The same approach will btw. work very well for detecting objects in a virtual environment. Here I trained it for 2 hours on the MCS environment (based on ai2thor) to detect doors, various containers and soccer balls as target objects:

It should also be noted that in all cases I fine tune existing models. When looking at the performance of various pre-trained models you see that they lack the vocabulary or do not know what to focus on, but they are very capable models with a lot of core visual understanding captured in the lower layers. Thus, when you fine tune the upper layers it becomes possible to reach the results in under two hours.
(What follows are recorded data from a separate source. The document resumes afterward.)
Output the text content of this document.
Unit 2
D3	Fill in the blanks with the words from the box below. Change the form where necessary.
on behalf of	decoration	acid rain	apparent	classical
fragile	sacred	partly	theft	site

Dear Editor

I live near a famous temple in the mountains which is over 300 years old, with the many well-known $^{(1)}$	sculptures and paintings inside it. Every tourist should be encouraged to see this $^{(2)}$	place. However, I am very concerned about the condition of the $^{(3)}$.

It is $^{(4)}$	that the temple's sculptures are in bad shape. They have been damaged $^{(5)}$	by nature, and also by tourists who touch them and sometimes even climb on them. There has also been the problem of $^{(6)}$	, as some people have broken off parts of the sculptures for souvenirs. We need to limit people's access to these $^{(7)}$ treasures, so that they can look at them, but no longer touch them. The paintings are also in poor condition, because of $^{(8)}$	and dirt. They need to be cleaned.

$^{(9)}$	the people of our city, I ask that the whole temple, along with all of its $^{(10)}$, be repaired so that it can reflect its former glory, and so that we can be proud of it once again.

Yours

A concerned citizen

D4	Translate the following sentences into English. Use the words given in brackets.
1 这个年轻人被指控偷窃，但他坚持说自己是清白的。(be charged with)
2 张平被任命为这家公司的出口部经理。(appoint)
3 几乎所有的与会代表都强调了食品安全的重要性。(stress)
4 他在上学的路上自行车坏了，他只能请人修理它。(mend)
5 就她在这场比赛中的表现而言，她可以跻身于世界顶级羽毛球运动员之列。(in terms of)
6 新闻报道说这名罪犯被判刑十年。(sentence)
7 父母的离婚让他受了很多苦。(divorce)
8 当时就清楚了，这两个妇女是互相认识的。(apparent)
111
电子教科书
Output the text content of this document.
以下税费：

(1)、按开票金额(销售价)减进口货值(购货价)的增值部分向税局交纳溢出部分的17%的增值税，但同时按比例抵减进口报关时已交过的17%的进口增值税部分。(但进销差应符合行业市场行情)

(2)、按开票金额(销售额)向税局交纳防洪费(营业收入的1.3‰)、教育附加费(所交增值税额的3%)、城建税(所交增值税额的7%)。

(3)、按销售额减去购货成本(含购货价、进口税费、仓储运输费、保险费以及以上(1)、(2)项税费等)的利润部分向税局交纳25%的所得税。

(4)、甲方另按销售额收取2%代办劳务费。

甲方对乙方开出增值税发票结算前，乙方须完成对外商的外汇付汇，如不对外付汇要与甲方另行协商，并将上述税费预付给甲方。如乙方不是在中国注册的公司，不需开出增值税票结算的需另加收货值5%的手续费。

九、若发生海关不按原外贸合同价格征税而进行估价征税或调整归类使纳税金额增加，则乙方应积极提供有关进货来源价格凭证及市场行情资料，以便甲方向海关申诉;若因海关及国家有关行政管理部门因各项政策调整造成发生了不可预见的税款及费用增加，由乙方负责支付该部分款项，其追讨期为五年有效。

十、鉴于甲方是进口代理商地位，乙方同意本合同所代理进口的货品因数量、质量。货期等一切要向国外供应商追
In a later blog post I should write about our NeurIPS paper on 6 DoF pose estimation via probabilistic programming called 3DP3. This approach only needs 3D point clouds and 3D models, so while we focused on YCB objects, it should be straightforward to apply it to the robot task as well effectively extending the neuro-symbolic to a “neuro-symbolic-probabilistic” approach. Here is a point cloud triangulated from the robot’s perception (visualized in Open3D):

I could keep writing for a quite a while, since I tend to run a plethora of side experiments just to look at a challenge from many different angles. You could discretize / voxelize the point cloud to get a structure you can much easier plan over:

I also ran quite a few segmentation algorithms on the camera output to see how well I could isolate objects by segmentation alone. Many of them use RAG (region adjacency graph) merging to combine the superpixel-like regions into the actual segmentation. Among others I tried Felzenszwalb, RGB- and RGBD-based SLIC (Simple Linear Iterative Clustering) and Watershed, but Google’s Quickshift++ turned out to be a particularly good baseline (as expected). When combined with some minor additions like color filtering and morphological operations (opening), QuickShift++ yields a nice and clean segmentation:

Which can again be used to refine the point cloud:

For annotating the images one can use MTurk, e.g. in combination with a tool like LabelMe. Afterwards, it makes sense to validate the results via Streamlit (for Enterprise data I would look at alternative products like Appen as well due to licensing concerns, but here MTurk is a good option):

I could go on how to generate the questions via templates and augmenting them with synonyms similar to how the CLEVR dataset was created or by going into detail on three different ways to implement pointing (directly with low level control via joint trajectory controllers, via Whole Body Control as we did in the demo which avoids self-collisions or via solutions like MoveIt! which can motion plan via inverse kinematics solvers to avoid collisions with objects in the environment). I could also provide concrete results, e.g. that after about 2 hours of training the synthetic data yielded

whereas the real-world data yielded the following after 2 hours:

which might not look impressive, but actually yields sufficient real-world performance, in particular considering how many frames are being processed. It should also be noted that the poor performance on toroids is most likely a mixture between a lack of annotation quality and the fact that toroids can look like other shapes, e.g. two combined arches or a rectangular prism from the side. When actually asking natural language questions against scenes, end-to-end performance feels very convincing. I am sure the numbers can also be further improved with more than under 500 images and more than a few hours of training. For the moment this demo is done and I will look for other fun things to do with the robot.